No party represented more unashamedly the ambitions of a country committed to peace in a denationalised Europe than the pacifist Greens.

Yet it was this very ambition for peace that undermined their pacifist position, as Germany developed a new identity as one state in an increasingly federal European Union, looking more favourably upon military force as a means to achieve "democratic", anti-war goals endorsed by the "international community".

The pacifist Greens were never fully comfortable with such action. The post-pacifist Greens will not be at first, either.
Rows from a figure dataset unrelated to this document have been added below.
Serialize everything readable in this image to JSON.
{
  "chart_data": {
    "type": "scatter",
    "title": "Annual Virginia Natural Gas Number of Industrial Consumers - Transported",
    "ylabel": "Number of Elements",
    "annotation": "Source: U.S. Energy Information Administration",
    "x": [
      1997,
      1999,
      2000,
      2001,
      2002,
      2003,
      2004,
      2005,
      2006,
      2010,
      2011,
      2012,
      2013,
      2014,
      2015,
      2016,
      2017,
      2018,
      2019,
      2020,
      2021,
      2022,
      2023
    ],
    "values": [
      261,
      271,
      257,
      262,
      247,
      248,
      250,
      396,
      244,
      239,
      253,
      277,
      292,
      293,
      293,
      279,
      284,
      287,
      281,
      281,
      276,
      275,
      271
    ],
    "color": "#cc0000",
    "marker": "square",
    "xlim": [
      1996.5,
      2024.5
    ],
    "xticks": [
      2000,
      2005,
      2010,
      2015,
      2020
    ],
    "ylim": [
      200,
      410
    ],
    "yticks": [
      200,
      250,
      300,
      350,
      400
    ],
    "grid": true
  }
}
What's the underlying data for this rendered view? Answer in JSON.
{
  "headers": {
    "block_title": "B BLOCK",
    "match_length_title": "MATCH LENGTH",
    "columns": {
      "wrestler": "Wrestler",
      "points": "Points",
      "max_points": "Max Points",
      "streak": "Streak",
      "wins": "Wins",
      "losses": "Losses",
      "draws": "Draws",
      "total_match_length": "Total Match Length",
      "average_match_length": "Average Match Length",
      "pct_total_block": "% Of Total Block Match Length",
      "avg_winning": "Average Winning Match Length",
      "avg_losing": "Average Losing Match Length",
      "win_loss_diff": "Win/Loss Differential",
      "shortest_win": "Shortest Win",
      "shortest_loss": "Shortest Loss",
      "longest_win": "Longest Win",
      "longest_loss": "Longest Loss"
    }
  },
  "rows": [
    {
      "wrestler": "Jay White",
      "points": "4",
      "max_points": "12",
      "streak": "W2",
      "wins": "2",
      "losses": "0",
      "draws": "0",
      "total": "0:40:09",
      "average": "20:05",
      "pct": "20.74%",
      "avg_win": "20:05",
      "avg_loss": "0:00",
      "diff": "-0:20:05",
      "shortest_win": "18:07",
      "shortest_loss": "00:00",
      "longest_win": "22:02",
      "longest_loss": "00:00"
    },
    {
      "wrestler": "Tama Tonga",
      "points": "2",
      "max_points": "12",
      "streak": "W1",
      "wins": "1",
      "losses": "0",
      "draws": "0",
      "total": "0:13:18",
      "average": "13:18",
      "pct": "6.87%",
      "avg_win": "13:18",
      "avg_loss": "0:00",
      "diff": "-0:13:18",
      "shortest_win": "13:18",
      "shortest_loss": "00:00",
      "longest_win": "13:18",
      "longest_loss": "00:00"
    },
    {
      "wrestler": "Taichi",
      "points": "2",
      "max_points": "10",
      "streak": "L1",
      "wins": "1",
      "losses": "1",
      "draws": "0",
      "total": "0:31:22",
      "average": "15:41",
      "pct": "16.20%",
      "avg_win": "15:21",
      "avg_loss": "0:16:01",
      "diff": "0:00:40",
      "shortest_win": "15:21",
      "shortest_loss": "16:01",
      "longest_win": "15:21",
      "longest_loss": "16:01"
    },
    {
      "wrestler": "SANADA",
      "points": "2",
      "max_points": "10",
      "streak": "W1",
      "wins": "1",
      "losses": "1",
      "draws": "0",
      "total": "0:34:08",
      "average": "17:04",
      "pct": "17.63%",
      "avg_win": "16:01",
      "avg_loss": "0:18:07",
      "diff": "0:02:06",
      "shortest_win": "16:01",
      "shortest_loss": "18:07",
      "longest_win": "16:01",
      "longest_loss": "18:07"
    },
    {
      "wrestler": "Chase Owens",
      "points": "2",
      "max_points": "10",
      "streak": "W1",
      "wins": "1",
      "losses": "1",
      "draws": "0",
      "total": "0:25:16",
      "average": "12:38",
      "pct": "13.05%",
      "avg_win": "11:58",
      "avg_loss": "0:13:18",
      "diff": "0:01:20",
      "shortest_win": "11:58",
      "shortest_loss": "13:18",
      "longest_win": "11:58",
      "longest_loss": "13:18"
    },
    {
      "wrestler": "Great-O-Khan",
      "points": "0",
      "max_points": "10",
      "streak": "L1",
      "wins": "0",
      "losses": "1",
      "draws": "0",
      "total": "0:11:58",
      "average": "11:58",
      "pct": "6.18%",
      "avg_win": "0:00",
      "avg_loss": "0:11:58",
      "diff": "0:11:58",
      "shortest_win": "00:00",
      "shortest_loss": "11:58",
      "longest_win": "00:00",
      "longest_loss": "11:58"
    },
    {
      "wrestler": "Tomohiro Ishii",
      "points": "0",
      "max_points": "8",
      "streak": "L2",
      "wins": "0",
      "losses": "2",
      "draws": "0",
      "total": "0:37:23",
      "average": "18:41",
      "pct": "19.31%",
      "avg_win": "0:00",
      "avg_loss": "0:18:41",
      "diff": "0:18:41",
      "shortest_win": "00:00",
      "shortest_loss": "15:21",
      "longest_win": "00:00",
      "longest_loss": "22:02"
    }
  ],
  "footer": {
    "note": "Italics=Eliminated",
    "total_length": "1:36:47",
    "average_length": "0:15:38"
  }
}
But after this weekend, the party leadership can no longer be held firmly to account, by party members, for endorsing military force.

Trigger unhappy

Atompilz
Image: AP

Until now, loyal Greens had every reason to wonder what was happening to their party’s promises.

As the ruling coalition partner of Chancellor Gerhard Schröder’s Social Democratic Party (SPD) since 1998, the Greens came into power promising to bring new ideals and higher standards to the global political scene. Peace would be an unquestioned priority and war, unthinkable. With Joschka Fischer as foreign minister, the principles were safe.

Yet within a year it was Fischer and his Greens in parliament who co-authorised the first use of military force in Germany’s post-War history, committing troops first to NATO’s 1999 bombing campaign against Yugoslavia. Then in 2001 came a second authorisation, to the former Yugoslav republic of Macedonia. Then a third: 3,900 soldiers for Operation Enduring Freedom in the US-led "war on terror".

German troops are now deployed in forward positions in more international trouble spots than at any time since World War II. It happened on the Greens’ watch, with Green support.

At what price

The weekend decision, coming six months before national elections, may protect Green leaders from campaign charges of day-to-day hypocrisy. They will not again be caught fighting wars in pacifism’s name.

But the change will undermine support, no doubt, from long-time pacifist party faithful whose backing Fischer and his colleagues have jettisoned along with the pacifist plank.

What this means in the electoral math, winning votes, remains to be seen.

Four years ago, 15 years after the Greens entered parliament for the first time, they won 6.7 percent of the national vote – enough to become the SPD's junior coalition partner. But now now the party cannot afford to lose ground.

Party leaders are likely to have calculated that left-wing voters have no viable alternative to the Greens. Moreover, the party's softened stance may lure some centre-left voters who previously gravitated mainly toward the SPD.

In other words, the generation of 1968 is going mainstream.

That’s been no secret. But it still comes as a surprise to many just how much principle they have willingly sacrificed to win power, to exert power, and now to keep it.